Ortiz developed a passion to see and touch the history he read about in Bible class.
He has lived in Israel and conducted tours of historic sites like the Church of the Holy Sepulchre and the Western Wall in Jerusalem. He is the principal investigator and co-director of the Tel Gezer Excavation Project in the foothills of the Judaean Mountains. He is a co-director of another project in Ilibalyk, a medieval, Silk Road city in modern-day Kazakhstan.
“You’re studying the Bible in 3D,” he said of his profession. “Christianity is a historical faith. It’s not a bunch of presuppositions.
“Jesus knocked at the door, and I opened it. My faith is tied to history, a moment in time when I decided to follow Jesus. For us to interpret God’s word within the context of its revelation, we have to study its history.”
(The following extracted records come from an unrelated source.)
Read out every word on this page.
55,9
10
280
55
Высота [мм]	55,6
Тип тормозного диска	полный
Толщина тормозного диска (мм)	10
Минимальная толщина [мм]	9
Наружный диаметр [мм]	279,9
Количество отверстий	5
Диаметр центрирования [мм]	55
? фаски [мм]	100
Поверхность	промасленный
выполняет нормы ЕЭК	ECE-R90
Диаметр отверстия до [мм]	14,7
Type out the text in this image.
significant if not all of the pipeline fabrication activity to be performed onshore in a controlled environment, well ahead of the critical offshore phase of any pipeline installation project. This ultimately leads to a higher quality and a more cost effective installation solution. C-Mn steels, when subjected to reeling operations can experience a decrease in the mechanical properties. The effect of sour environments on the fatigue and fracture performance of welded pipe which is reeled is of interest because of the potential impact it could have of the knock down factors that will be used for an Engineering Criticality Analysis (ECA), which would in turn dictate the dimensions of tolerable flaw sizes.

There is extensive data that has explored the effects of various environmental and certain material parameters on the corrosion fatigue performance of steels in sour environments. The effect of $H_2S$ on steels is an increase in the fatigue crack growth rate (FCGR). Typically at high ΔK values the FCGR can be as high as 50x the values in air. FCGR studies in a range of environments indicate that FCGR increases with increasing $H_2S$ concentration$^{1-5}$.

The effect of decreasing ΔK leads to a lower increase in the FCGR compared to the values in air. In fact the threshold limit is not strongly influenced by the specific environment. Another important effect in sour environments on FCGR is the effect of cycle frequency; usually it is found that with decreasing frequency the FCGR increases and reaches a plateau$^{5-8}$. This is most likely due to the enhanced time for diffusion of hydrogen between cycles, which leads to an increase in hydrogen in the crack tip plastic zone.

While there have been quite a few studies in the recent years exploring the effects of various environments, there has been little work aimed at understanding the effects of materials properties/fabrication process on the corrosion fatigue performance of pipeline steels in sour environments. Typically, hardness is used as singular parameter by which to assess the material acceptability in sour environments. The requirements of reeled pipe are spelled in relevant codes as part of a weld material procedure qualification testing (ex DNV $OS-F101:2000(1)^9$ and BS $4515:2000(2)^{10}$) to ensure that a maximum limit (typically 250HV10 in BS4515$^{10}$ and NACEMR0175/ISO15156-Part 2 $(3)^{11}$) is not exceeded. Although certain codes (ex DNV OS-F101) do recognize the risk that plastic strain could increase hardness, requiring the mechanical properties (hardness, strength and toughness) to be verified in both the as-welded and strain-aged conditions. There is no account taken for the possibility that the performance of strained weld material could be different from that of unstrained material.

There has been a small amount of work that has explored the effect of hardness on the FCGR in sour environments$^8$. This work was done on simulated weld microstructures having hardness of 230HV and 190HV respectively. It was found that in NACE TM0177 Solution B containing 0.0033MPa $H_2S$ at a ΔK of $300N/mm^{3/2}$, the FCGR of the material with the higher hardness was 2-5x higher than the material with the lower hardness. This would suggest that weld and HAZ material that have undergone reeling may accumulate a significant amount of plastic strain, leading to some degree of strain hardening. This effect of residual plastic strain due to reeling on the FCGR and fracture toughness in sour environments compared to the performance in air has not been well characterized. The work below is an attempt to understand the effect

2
While Baptists and members of Churches of Christ may disagree on what the Bible teaches on some issues — including the role of baptism itself — Lanier said that both faith groups share “complete confidence in the integrity of Scripture.”
“For us to interpret God’s word within the context of its revelation, we have to study its history.”
That belief “is no longer held firmly by many people,” Lanier said. “There is a world of cynics and skeptics who want to disprove the Bible” and seek to use archaeology “as a weapon against the integrity of Scripture.”
When people of faith, even those who disagree on how to interpret the Bible, stand nonetheless united behind its authenticity, “that, in and of itself, will speak loudly to this world,” Lanier said.
Ortiz described himself as a biblicist.
“I study the biblical text at face value, within its cultural and historical context,” he said. “I do not come to the Bible from my modern-day cultural or historical perspective.”
He’s alarmed by the trend he sees in many Christian circles toward relying more and more on modern-day theologians than the authority of God’s word.
“I want to study the Bible,” he said, “and the Church of Christ has that tradition. As I’m learning more about the Church of Christ, boy, it’s just refreshing. There’s a solid emphasis on the Bible itself.”